Payment services, HBO access, security boosts added to compete with rivals by BRIAN WOMACK BLOOMBERG NEWS | June 1, 2015 at 2:05 a.m.
Attendees look through Google Cardboard virtual-reality viewers during the Google I/O Annual Developers Conference in San Francisco last week.

Google Inc. unveiled payment services, security upgrades, and access to HBO movies and shows for its Android software, seeking to push back against competition from rivals such as Apple Inc.

Photo by DAVID PAUL MORRIS / Bloomberg News
Sundar Pichai, senior vice president of products for Google Inc., speaks during the Google I/O Annual Developers Conference in San Francisco last week.

The new version of the mobile software, called Android M, will include Android Pay, which enables transactions at more than 700,000 stores in the U.S., Dave Burke, vice president of engineering for Android, said at the Internet company's annual developers conference in San Francisco last week.

Google is investing to extend Android's reach by keeping users engaged on its services and attracting them to new platforms using the software, such as televisions, autos and wearable devices. The Web-search company's mobile operating system grabbed 79 percent of the global smartphone market in the first quarter, down from 81 percent a year earlier, as Apple's iPhone gained ground, according to Gartner Inc.

"For M, we have gone back to the basics," said Sundar Pichai, Google's senior vice president of products. "We have really focused on polish and quality."

The conference, called I/O, comes less than two weeks before the start of Apple's developer event at the same location. The companies are vying to attract software-makers with more media platforms, better tools and new opportunities to make money from applications. Innovative mobile apps -- such as messaging features, puzzle games and news services -- can help keep users on the companies' platforms.

Android users will get faster battery charging, more fingerprint-related features and greater control over the information accessed by their devices. Users will be able to designate which Android apps can access personal data such as location, contacts and a device's camera, Google said.

HBO Now, the standalone Web-streaming service for movies and TV shows such as Game of Thrones, will be available across all of Google's devices, including televisions and mobile gadgets. The expansion gives HBO Now better access to consumers with Android devices, while bringing Google parity with Apple TV, which began offering HBO Now in April.

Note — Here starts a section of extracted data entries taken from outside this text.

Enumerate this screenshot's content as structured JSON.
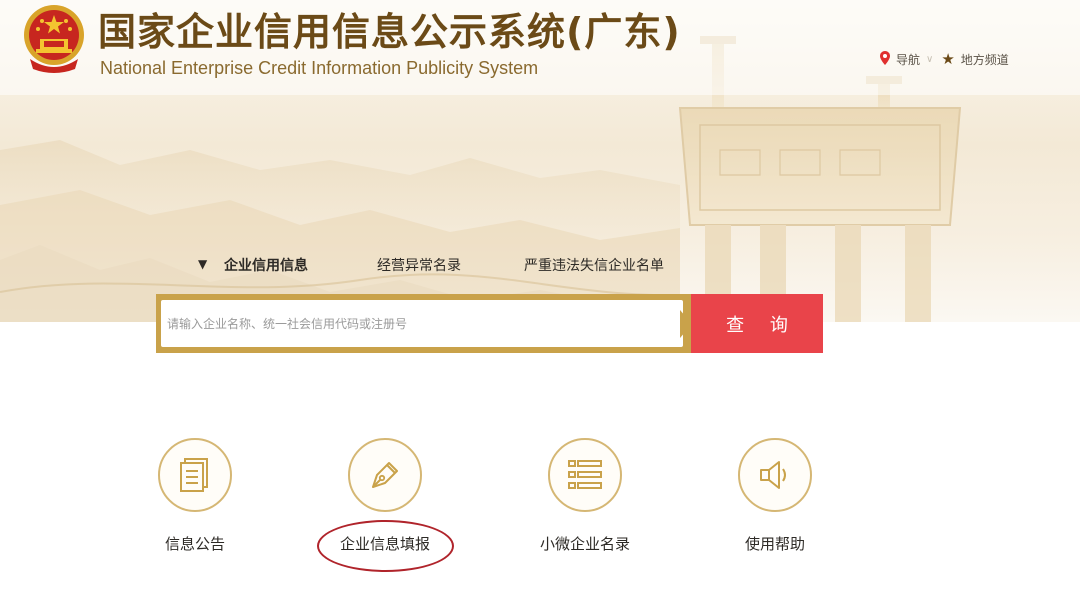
{
  "header": {
    "title_cn": "国家企业信用信息公示系统(广东)",
    "title_en": "National Enterprise Credit Information Publicity System"
  },
  "topnav": {
    "nav_label": "导航",
    "regional_label": "地方频道"
  },
  "search": {
    "tabs": [
      {
        "label": "企业信用信息",
        "active": true
      },
      {
        "label": "经营异常名录",
        "active": false
      },
      {
        "label": "严重违法失信企业名单",
        "active": false
      }
    ],
    "placeholder": "请输入企业名称、统一社会信用代码或注册号",
    "button_label": "查 询"
  },
  "features": [
    {
      "label": "信息公告",
      "icon": "document-icon"
    },
    {
      "label": "企业信息填报",
      "icon": "pen-icon",
      "highlighted": true
    },
    {
      "label": "小微企业名录",
      "icon": "list-icon"
    },
    {
      "label": "使用帮助",
      "icon": "speaker-icon"
    }
  ],
  "colors": {
    "gold": "#c9a24a",
    "brown": "#6b4a17",
    "search_button": "#e9444a",
    "highlight": "#b0242b"
  }
}
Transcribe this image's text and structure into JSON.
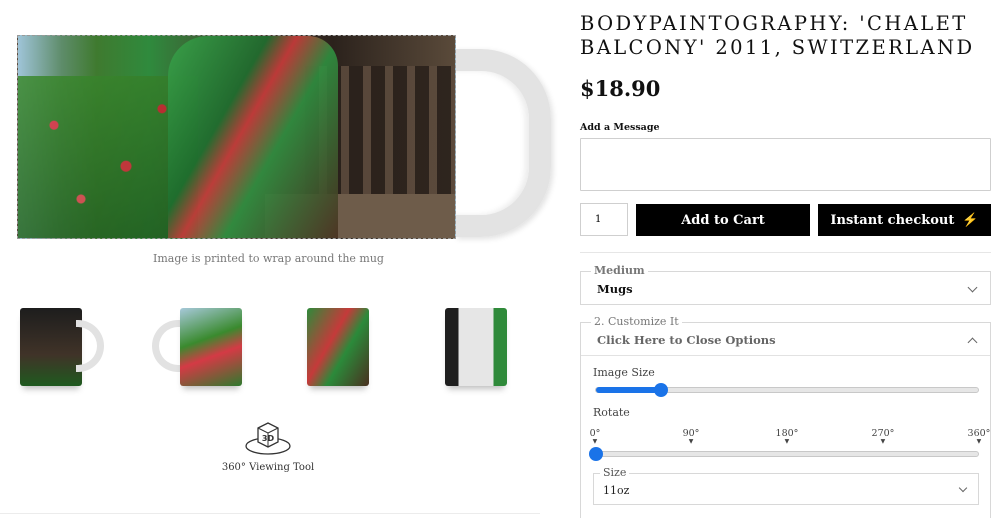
{
  "preview": {
    "wrap_note": "Image is printed to wrap around the mug",
    "viewer_label": "360° Viewing Tool",
    "viewer_icon": "3d-cube-icon",
    "viewer_icon_text": "3D"
  },
  "product": {
    "title": "BODYPAINTOGRAPHY: 'CHALET BALCONY' 2011, SWITZERLAND",
    "price": "$18.90"
  },
  "message": {
    "label": "Add a Message",
    "value": ""
  },
  "cart": {
    "quantity": "1",
    "add_to_cart_label": "Add to Cart",
    "instant_checkout_label": "Instant checkout",
    "instant_icon": "lightning-bolt-icon",
    "bolt_glyph": "⚡"
  },
  "medium": {
    "legend": "Medium",
    "selected": "Mugs"
  },
  "customize": {
    "legend": "2. Customize It",
    "toggle_label": "Click Here to Close Options",
    "image_size_label": "Image Size",
    "image_size_fraction": 0.17,
    "rotate_label": "Rotate",
    "rotate_ticks": [
      "0°",
      "90°",
      "180°",
      "270°",
      "360°"
    ],
    "rotate_value_deg": 0,
    "size_legend": "Size",
    "size_selected": "11oz"
  },
  "colors": {
    "accent": "#1a73e8",
    "button_bg": "#000000",
    "button_text": "#ffffff"
  }
}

Google also showed off a feature of its mobile software that will bring the personalized notifications of its Now service to any application on Android. With the new Now on Tap service, users can search Google directly within an app, such as searching for more information on a musical artist while a song is playing.

After last year's introduction of a cardboard-based device to turn Android phones into virtual-reality headsets, the company showed how its Cardboard effort can be deployed in classrooms, giving teachers an affordable way to use virtual reality as a tool. Using Cardboard, students can be taken into a detailed virtual underwater environment, the Great Wall of China or 17th century Verona, Italy.

Google also is seeking to make it easier to record and watch virtual-reality videos through a project called Jump, and it said it's working with GoPro Inc. on a camera to create footage for the Jump platform that will be shown on YouTube. More than 1 million Cardboard viewers have been shipped.

One of the key advantages of Google's virtual-reality gadget is the cost. While Oculus' Rift is estimated to cost about $1,500 for the entire kit, a Cardboard headset can be put together with a smartphone, free software and a piece of cardboard.

The Mountain View, Calif.-based company also took the wraps off a new set of technologies for the Internet of Things, or the push to connect everyday household items such as washing machines and thermostats. Project Brillo aims to make it simpler for developers to build applications for such gadgets, Pichai said.

"We hope we can connect devices in a seamless and intuitive way," Pichai said. He also unveiled Weave, a new system for helping such linked items communicate. Last year, Google acquired connected-thermostat maker Nest Labs Inc., jump- starting its home-automation efforts.

The company's announcements also included a new Google Photos app, which offers unlimited free storage of photos and videos, accessible from any device. The app will let users edit and organize pictures and videos and share them on social media or with smaller groups, Google said.

Google has been making progress in helping developers wring more revenue from their apps. Android surpassed Apple's operating system for mobile ad revenue in the first quarter of 2015, a first for the Google software, according to Opera Mediaworks.

The search company's goal is to drive more users to its services -- everything from mapping to search to video-sharing service YouTube -- so Google can sell more advertising. The company, which makes most of its money on digital promotions, posted revenue, minus sales passed on to partners, of $13.9 billion in the first quarter, compared with estimates of $14 billion.